I spend more and more time training people how to delegate effectively these days. Delegation used to be just one small part of a day's Time Management training but over the years I've discovered that it's a much bigger topic than I originally thought.
At a very high level delegation is simply sharing work out. It is about getting work off your desk onto someone else's. And sometimes you just need to do this to get work done.
Bring Down The Government
That's usually when you're in Quadrant 1 of the Time Management Matrix and have something urgent and important to complete sharpish. So you quickly divide the workload up and 'delegate' it to others.
But that really is the least impressive and least effective element of delegation. Over the years I've come to label that type of delegation simply as 'tasking' because all it does is distribute tasks.
Those tasks are usually relatively menial work that anyone can do and simply need completing pronto. It's work that won't develop anyone, it won't help them to develop or increase their skills. The danger is that many of us have this as our go to understanding of delegation and never really move onto the more constructive side.
They Don't Speak For Us
The really good side of delegation is where you take work that needs doing and give it to someone else but in this case the work stretches them.
You delegate like this when you're not under pressure yourself, when you've had time to consider what other staff or colleagues need in order to develop. When you're actively trying to grow other people and your organisation.
If you delegate effectively, the work, and how it is allocated, will allow the people to develop autonomy, confidence and skills. They will enhance their experiences and create trust for themselves and for others.
There's a lot that needs to be considered to achieve this and I go into it in a great detail in my training. One thing that needs to be implemented when you delegate effectively is The Radiohead Rule.

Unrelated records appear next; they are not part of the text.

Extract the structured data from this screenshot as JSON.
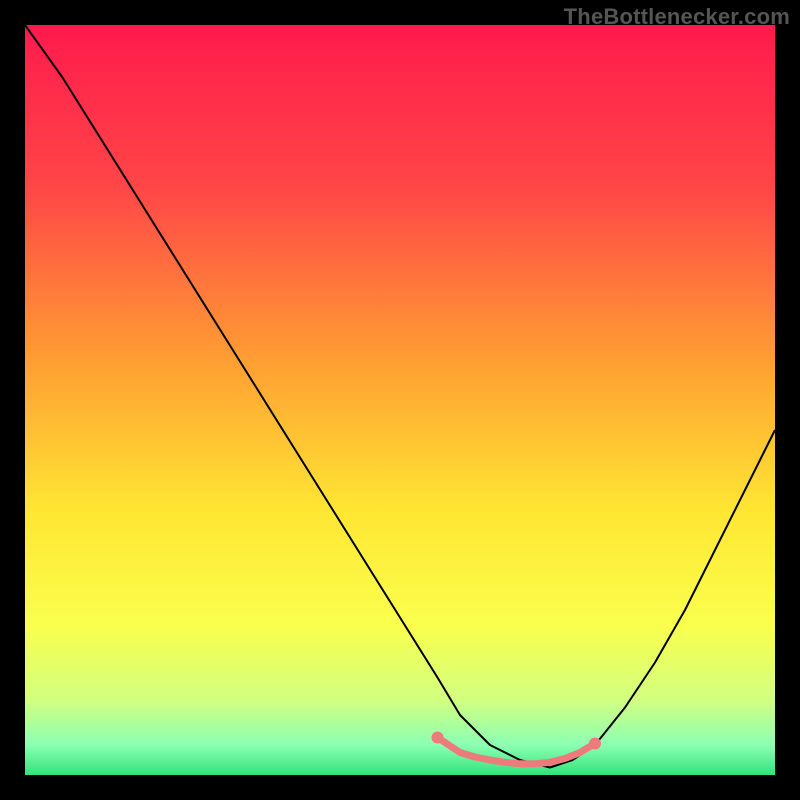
{
  "watermark": "TheBottlenecker.com",
  "chart_data": {
    "type": "line",
    "title": "",
    "xlabel": "",
    "ylabel": "",
    "xlim": [
      0,
      100
    ],
    "ylim": [
      0,
      100
    ],
    "grid": false,
    "background_gradient": {
      "stops": [
        {
          "offset": 0,
          "color": "#ff1a4d"
        },
        {
          "offset": 22,
          "color": "#ff4747"
        },
        {
          "offset": 45,
          "color": "#ff9f33"
        },
        {
          "offset": 65,
          "color": "#ffe733"
        },
        {
          "offset": 80,
          "color": "#faff4d"
        },
        {
          "offset": 90,
          "color": "#d2ff80"
        },
        {
          "offset": 96,
          "color": "#8bffb3"
        },
        {
          "offset": 100,
          "color": "#33e27a"
        }
      ]
    },
    "series": [
      {
        "name": "bottleneck-curve",
        "color": "#000000",
        "width": 2,
        "x": [
          0,
          5,
          10,
          15,
          20,
          25,
          30,
          35,
          40,
          45,
          50,
          55,
          58,
          62,
          66,
          70,
          73,
          76,
          80,
          84,
          88,
          92,
          96,
          100
        ],
        "y": [
          100,
          93,
          85,
          77,
          69,
          61,
          53,
          45,
          37,
          29,
          21,
          13,
          8,
          4,
          2,
          1,
          2,
          4,
          9,
          15,
          22,
          30,
          38,
          46
        ]
      }
    ],
    "highlight": {
      "name": "optimal-zone",
      "color": "#ed7b7b",
      "dot_radius": 5,
      "stroke_width": 7,
      "x": [
        55,
        58,
        60,
        62,
        64,
        66,
        68,
        70,
        72,
        74,
        76
      ],
      "y": [
        5,
        3,
        2.4,
        2.0,
        1.7,
        1.5,
        1.5,
        1.7,
        2.2,
        3.0,
        4.2
      ]
    }
  }
}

Yep, we've had the Meatloaf Triangle, The Yazoo Onion and now we're on to the Radiohead Rule. I didn't make this one up, but you'll see why I love it and why it is so important for effective delegation.
On a course I delivered a few years ago a company director objected to the concept of empowering delegation. He said it was a waste of time and energy and that after a nasty experience he now avoids doing it.
"I delegated a huge project once to an employee and he messed up so badly. He said it was all going fine but the reality was he left it all to the last minute and then cried off sick. I had to work three weekends in a row to fix it. Never again. Delegation doesn't work."
That's pretty sad. If he had implemented The Radiohead Rule this would not have happened.
Radiohead were, and probably still are, one of the biggest bands around. They developed from what appeared to be a fairly tame identikit indie rock group with an underwhelming debut album in 1992, to very quickly conquering the world on the back of two outstanding albums, The Bends and OK Computer in 1994 and 1997.
One of their biggest singles was No Surprises from 1998 and it is this song that provides the blueprint for the Radiohead Rule.
The chorus is a continued refrain, pleading for "No alarms and no surprises, please" and very simply this is what you want when you're delegating; no alarms and no surprises. Please!
When you hand over a job and you entrust it to someone else there should be no alarms and no surprises coming your way. You don't want to be nearing a deadline and to suddenly discover that the project is way behind schedule.
These are alarms and surprises and if they occur then it is your fault. It is your fault because you didn't put the Radiohead Rule into place.
I'll Take A Quiet Life
The Rule is easy to understand but also very easy not to bother with. Like the company director on my training course who hadn't bothered to put a safety net in place. The Radiohead Rule is a safety net. There are loads of things you can do to ensure the rule is in effect but here are just two that will go a long way.
In order to implement the Radiohead Rule and ensure that there are no alarms and no surprises when you delegate you'll need to establish agreed metrics and regular follow up dates.
At the minimum you should:
- agree on weekly milestones with clear, measurable, objective targets
- put follow up dates in the diary to check progress on agreed actions
It doesn't have to be onerous lengthy meetings to double check every element of the project you've handed over, but at the same time it has to be more than a casual exchange in the entrance lobby:
"How's project X going?"
"That's great then."
If that's what you call a follow up then you've only got yourselves to blame if your fat labrador craps on your desk.
High And Dry
Yes, that's more than a bit crude (sorry!) but hopefully memorable so that if you're doing this and considering that you've cracked delegation, then you'll stop doing it, and take more responsibility.
You can't risk things falling down the cracks and being left, ahem, high and dry with a huge problem and not enough time to fix it. When that happens, which it does only too often, people can take the wrong learning from it and tell themselves that delegation doesn't work.
You don't want to end up micromanaging or delivering what's known as phantom empowerment (where you offer someone ownership over a task only to reclaim it for yourself at the slightest concern) but you do want to know that things are progressing steadily and on schedule. No alarms and no surprises right?!
Everything In Its Right Place
This weekend have a think about what types of things you delegate. Simply look around the house at the different chores that need doing. Are they all being done? Who is responsible for each of them? Is the Radiohead Rule in place? And who is responsible for putting the Radiohead Rule in place? Is it you? You know what to do!